An automatic pipeline to find and annotate rare subclonal somatic variants in a paired tumor/normal sample (#45)
Identifying and characterizing somatic variants in deep genome sequence data from tumor samples remains challenging and time-consuming. Of special interest in cancer research and diagnostics is the detection and annotation of rare subclonal somatic variants found only in a small proportion of primary tumor cells. Such variants can drive tumor spread and recurrence, but are often neglected in choosing treatments.
Currently, few tools reliably distinguish such rare subclonal variants from sequencing errors. And even among real somatic variants, drivers (of tumor growth, spread, or resistance) are hard to distinguish from passengers. Doing so entails integrating diverse information on variants, genes, pathways, cancer-relevant phenotypes, and treatments (including insights on population allele frequencies and broader evolutionary conservation; known/likely effects on gene product structure, function, expression, and interaction; and relations among gene products, phenotypes, and drugs). Software for effectively integrating such data in light of genomic variation in samples, to highlight relevant findings through clear visualization, has been a pressing need.

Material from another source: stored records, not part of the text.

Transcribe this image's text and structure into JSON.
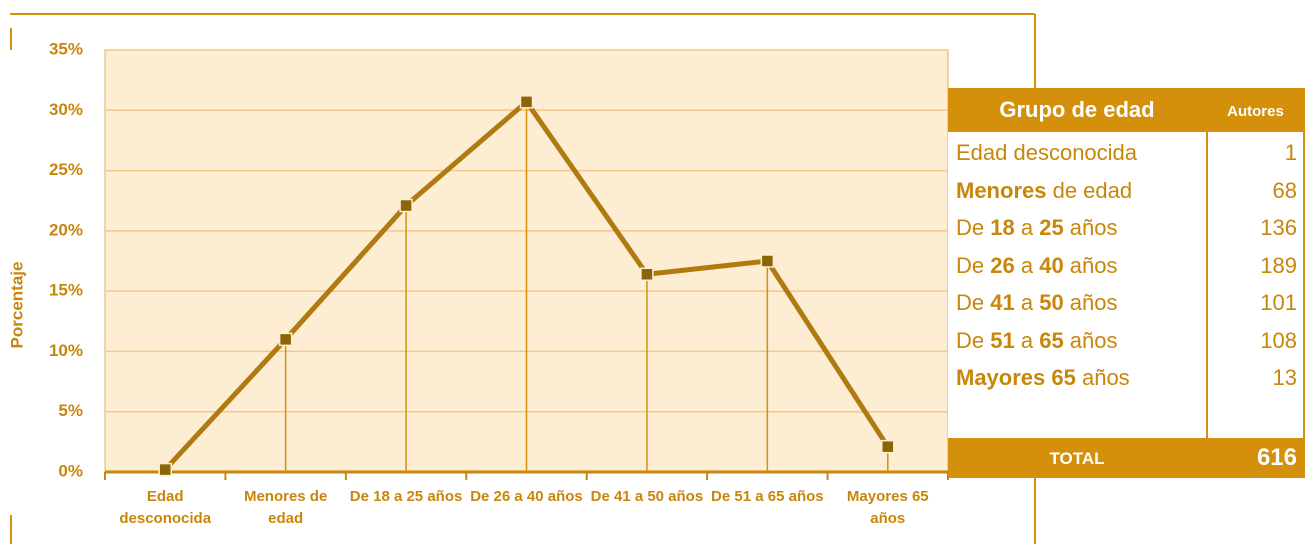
{
  "chart_data": {
    "type": "line",
    "y_label": "Porcentaje",
    "categories": [
      "Edad desconocida",
      "Menores de edad",
      "De 18 a 25 años",
      "De 26 a 40 años",
      "De 41 a 50 años",
      "De 51 a 65 años",
      "Mayores 65 años"
    ],
    "values": [
      0.2,
      11.0,
      22.1,
      30.7,
      16.4,
      17.5,
      2.1
    ],
    "color": "#b07a10",
    "marker_color": "#8b6508",
    "ylim": [
      0,
      35
    ],
    "yticks": [
      {
        "value": 0,
        "label": "0%"
      },
      {
        "value": 5,
        "label": "5%"
      },
      {
        "value": 10,
        "label": "10%"
      },
      {
        "value": 15,
        "label": "15%"
      },
      {
        "value": 20,
        "label": "20%"
      },
      {
        "value": 25,
        "label": "25%"
      },
      {
        "value": 30,
        "label": "30%"
      },
      {
        "value": 35,
        "label": "35%"
      }
    ],
    "grid": true,
    "drop_lines": true
  },
  "table": {
    "header": [
      "Grupo de edad",
      "Autores"
    ],
    "rows": [
      {
        "label": [
          "Edad desconocida"
        ],
        "bold": [],
        "value": 1
      },
      {
        "label": [
          "Menores",
          " de edad"
        ],
        "bold": [
          0
        ],
        "value": 68
      },
      {
        "label": [
          "De ",
          "18",
          " a ",
          "25",
          " años"
        ],
        "bold": [
          1,
          3
        ],
        "value": 136
      },
      {
        "label": [
          "De ",
          "26",
          " a ",
          "40",
          " años"
        ],
        "bold": [
          1,
          3
        ],
        "value": 189
      },
      {
        "label": [
          "De ",
          "41",
          " a ",
          "50",
          " años"
        ],
        "bold": [
          1,
          3
        ],
        "value": 101
      },
      {
        "label": [
          "De ",
          "51",
          " a ",
          "65",
          " años"
        ],
        "bold": [
          1,
          3
        ],
        "value": 108
      },
      {
        "label": [
          "Mayores 65",
          " años"
        ],
        "bold": [
          0
        ],
        "value": 13
      }
    ],
    "total": {
      "label": "TOTAL",
      "value": 616
    }
  }
}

Here we present an end-to-end analysis workflow for finding and functionally characterizing rare subclonal variants, using the newly developed CLC Cancer Research Workbench to feed the interpretive platform of Ingenuity Variant Analysis, to identify cancer driver mutations in paired tumor/normal samples. We will show new interesting results from this analysis, which were not shown beforehand on this publicly available cancer dataset (Case Reports in Oncological Medicine, Volume 2013 (2013), Article ID 270362) from a patient with massive acinic cell carcinoma.